Maureen gives me a sudden look, considering something. She murmurs something to Collins, and even though I am typically able to read lips, she isn't facing me and the bar is far too loud for me to hear a single word. Collins shrugs in response to whatever it is Maureen said, and the two of them turn to me, surveying me as though I were a zoo exhibit.

"Go ahead," Collins says at last, and turns to Maureen.

"You just moved here, right?" she asks me. I nod, and have the tiniest suspicion of what she might ask me. "You got a place to stay yet?"

I merely shake my head, unless the alleyways count as a place to stay.
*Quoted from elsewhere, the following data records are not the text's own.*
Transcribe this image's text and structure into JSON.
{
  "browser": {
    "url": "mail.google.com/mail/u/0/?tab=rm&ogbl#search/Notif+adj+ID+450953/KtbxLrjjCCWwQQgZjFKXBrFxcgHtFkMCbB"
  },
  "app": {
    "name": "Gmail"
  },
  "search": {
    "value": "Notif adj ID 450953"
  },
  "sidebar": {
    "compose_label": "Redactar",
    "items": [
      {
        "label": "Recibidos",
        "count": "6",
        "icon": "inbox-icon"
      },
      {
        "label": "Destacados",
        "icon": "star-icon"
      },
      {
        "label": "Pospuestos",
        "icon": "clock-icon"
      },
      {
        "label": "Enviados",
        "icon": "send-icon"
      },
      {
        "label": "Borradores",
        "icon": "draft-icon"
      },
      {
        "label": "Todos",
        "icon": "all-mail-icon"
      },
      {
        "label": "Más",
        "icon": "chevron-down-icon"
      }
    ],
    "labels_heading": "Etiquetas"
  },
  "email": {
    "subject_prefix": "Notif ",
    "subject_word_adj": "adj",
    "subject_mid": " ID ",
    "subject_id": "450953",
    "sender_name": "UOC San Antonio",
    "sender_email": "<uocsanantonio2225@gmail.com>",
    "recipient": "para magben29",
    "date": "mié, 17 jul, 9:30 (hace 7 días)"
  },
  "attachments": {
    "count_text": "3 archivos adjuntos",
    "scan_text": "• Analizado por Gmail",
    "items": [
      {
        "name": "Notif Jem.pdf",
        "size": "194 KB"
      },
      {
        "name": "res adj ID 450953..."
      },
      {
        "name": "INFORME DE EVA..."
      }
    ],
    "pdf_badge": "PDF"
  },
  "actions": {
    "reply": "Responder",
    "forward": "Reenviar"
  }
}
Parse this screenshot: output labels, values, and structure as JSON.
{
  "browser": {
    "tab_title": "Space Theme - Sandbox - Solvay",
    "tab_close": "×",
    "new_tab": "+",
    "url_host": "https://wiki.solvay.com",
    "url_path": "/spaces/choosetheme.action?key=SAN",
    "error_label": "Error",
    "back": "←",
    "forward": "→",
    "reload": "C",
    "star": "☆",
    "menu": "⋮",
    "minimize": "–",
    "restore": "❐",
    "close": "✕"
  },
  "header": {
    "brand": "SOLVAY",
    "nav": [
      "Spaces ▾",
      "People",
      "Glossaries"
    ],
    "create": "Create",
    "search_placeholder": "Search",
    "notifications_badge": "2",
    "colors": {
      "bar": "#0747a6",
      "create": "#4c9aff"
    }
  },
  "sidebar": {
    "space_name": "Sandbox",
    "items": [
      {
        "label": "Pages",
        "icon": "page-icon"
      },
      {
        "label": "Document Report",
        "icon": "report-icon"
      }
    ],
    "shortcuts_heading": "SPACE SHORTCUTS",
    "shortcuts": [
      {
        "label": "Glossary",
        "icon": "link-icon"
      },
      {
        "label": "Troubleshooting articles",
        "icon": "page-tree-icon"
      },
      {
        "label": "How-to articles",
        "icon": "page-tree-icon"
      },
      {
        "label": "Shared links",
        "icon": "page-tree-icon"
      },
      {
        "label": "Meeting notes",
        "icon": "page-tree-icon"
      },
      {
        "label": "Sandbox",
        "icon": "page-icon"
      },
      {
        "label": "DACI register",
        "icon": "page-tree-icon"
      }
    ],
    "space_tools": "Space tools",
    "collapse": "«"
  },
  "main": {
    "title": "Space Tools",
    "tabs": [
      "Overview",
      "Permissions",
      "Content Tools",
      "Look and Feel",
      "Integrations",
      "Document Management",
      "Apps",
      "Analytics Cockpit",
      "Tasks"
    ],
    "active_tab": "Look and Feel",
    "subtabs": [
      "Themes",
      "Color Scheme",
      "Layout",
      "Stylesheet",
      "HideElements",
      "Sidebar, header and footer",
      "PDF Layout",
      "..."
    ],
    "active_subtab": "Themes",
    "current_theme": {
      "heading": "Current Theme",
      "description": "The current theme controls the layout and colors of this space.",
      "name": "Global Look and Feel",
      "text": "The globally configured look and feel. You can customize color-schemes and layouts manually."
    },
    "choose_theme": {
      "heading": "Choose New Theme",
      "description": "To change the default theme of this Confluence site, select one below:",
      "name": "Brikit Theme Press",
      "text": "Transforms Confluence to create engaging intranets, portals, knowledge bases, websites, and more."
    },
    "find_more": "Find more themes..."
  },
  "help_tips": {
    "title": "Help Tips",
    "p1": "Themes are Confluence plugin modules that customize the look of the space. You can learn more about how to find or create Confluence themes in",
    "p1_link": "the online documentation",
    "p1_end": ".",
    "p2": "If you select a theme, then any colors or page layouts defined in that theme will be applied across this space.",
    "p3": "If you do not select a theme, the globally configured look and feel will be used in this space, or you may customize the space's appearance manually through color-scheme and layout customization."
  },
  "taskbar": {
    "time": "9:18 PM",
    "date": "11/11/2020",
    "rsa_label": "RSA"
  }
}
It isn't the most pleasant thing in the world, sleeping in an alley, but at least it's not the actual sidewalk. If it ever comes to that, I'll go back to Scarsdale.

"Collins and I live with Roger and this guy Benny over in an apartment on Eleventh between A and B," she tells me. "If you can find some way to pay a sixth of the rent, you can stay."

I grin. "And how much would that be?"

Mentally calculating, it takes Maureen a minute before she responds, "Ninety a month. Gets a lot cheaper when it's not just one person, I guess, but I've never lived alone."

"Neither have I," I tell her, and she looks taken aback.

Collins just swings an arm over my shoulder. "You'll fit in great with us," he tells me. "Me, Maureen, and Roger just graduated in June."

"No shit."

"Yeah," Maureen says brightly. "Oh, fuck," she says, as if only just now realizing something. "You okay sleeping on the couch?"

Collins interjects, "We'll alternate." He explains to me, "I sleep on the couch every night Benny's not out with some girl, but we can switch off. Every other night kind of thing."

I nod. All I can think about now is the fact that I've never shared an apartment with anyone before – never even lived in one, actually, as Scarsdale is an upper-middle class suburb, and there aren't apartment buildings there – especially a girl as pretty as Maureen, who probably isn't modest enough not to walk around in these kinds of vinyl skirts.

Before I know it, we're already at this apartment, and there are six flights of stairs before we reach what must be Maureen's apartment. She slides the door open to reveal a pair of guys my age, sitting at a table without shirts on, playing what must be poker.

Oh. One of them isn't wearing pants.

"Hey, Rog," Maureen says brightly, and leans over to kiss a bleached-blonde on the lips. When they break apart, she gestures to me and says, "This is Mark. Rent's down to ninety now, guys."

Roger looks up, puzzled. "It was one-thirty-five this morning."

"This morning we didn't have Mark living with us," Maureen says, as if it settles the matter, kicking off her heels. They land on a couch that is laden with hundreds of other objects, one of which looks like a dildo from my location all the way across the room. Oh, god, what have I gotten myself into?

Roger, who is clad only in a pair of socks with ducks on them, approaches me. "Roger Davis," he says. "I guess I'm your new roommate."

"Yeah," I mumble. "Mark Cohen."

"So I've heard," he replies. "Oh, and this is Benny, by the way," he adds, gesturing to the black guy seated across from him at the table.

"Hey," we say in unison. I turn towards the couch and glance at Collins.

With a deep, exaggerated sigh, my new roommate gestures to it. "Go for it, Mark," he says tiredly. "I'm probably gonna play a round with you guys, too," he informs Benny and Roger, who merely make space for him at the table.

"Me too," says Maureen, and before I know it, I'm seated among them as well, squeezed between Maureen and Roger.

I've only just met her, but I can tell that there's nobody like her in Scarsdale, or maybe anywhere else, either.